Who turned out the lights?

It's 4:00 PM on a hot Friday in August. Your frozen seafood shipment for the busy weekend has just arrived. Without warning, the lights dim, flicker, and then the power goes out.

Power outages — from temporary outages caused by high winds to rolling blackouts caused by political malpractice — cause instant headaches. But being prepared and knowing how to react in the event of an outage can greatly reduce the stress and potential loss of product and business.

Preparation & prevention

  • Keep a stash of emergency supplies handy. Check it once a month to ensure that batteries work and supplies are fresh.
  • Keep your backup generator serviced.
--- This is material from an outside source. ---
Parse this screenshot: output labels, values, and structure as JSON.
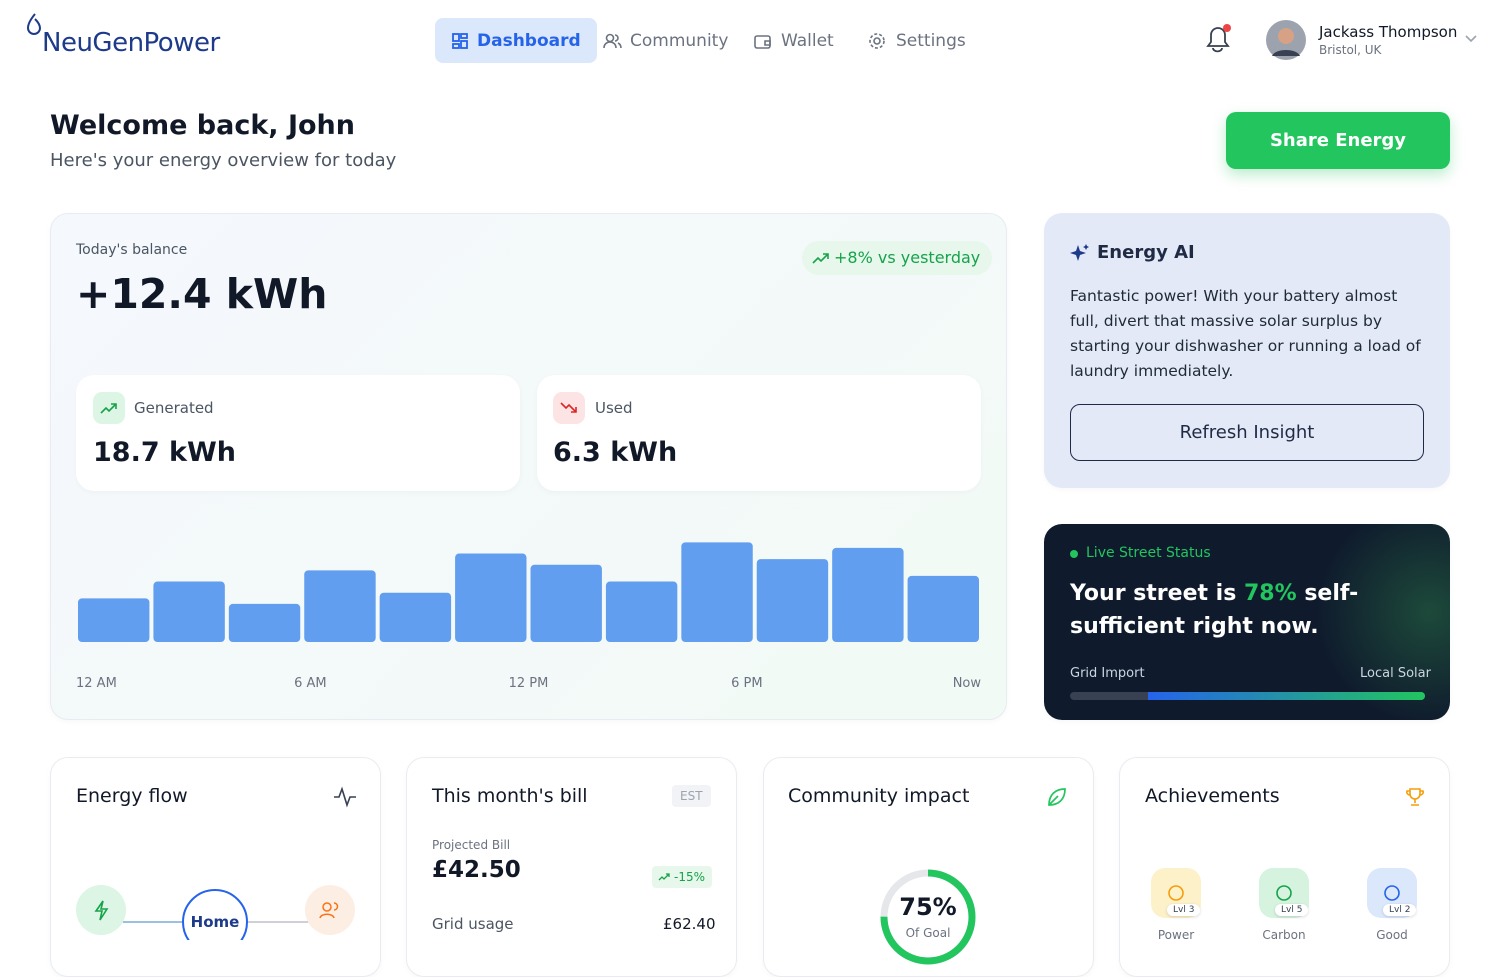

If you don't have a generator, know the number of an area supplier you can contact in the event of an outage.
  • Locate any off-site refrigerated storage facilities or pre-arrange with another area restaurant to temporarily store perishable items in the event one of you has an outage.
  • Train your staff to manually submit orders, process guest checks, operate your cash register and process payments by hand. (This is a handy back-up during those POS system crashes, too!)
  • Have a crisis policy with a detailed written plan that is easily deployed and accessible.
  • Have a cell phone or a phone line that is separate from your internal phone system.
  • If you're in California, or other energy crunched states, know your rolling outage block number and pay attention to outage warnings.

When the power goes out

  • Don't call 911 for information or to report the outage. Your power company and local news radio stations can provide further info.
  • Switch over to backup sources of power. If you don't have a back-up, turn off all equipment that operates on electricity. Turn off the gas burners, too. Without an exhaust system to take up the accumulating heat, you'll get a huge surprise when the Ansul system blows!
  • Reassure guests and staff members that things are under control. Access your plan to ensure all important steps are followed.
  • People who choose to leave the restaurant should be escorted in an orderly fashion by a pre-appointed servers with flashlights who are familiar with your evacuation policy.
  • If you have other gas appliances, you may need to turn off the gas at the main valve and extinguish the pilot lights. Ask you local power company for directions and keep them as part of your policy manual checklist.
  • Use proper protocols to ensure that food products are kept fresh and safe, beginning by discarding partially cooked products.

Back in business

  • Once power is restored, you'll need to decide whether you can re-open for business right away:
  • Has all potentially hazardous food been thrown away?
  • Have circuit breakers been properly reset?
  • Has gas service been restored and pilot lights been re-lit?
  • Are all equipment and facilities operating properly, including lighting, refrigeration, ventilation and restroom facilities?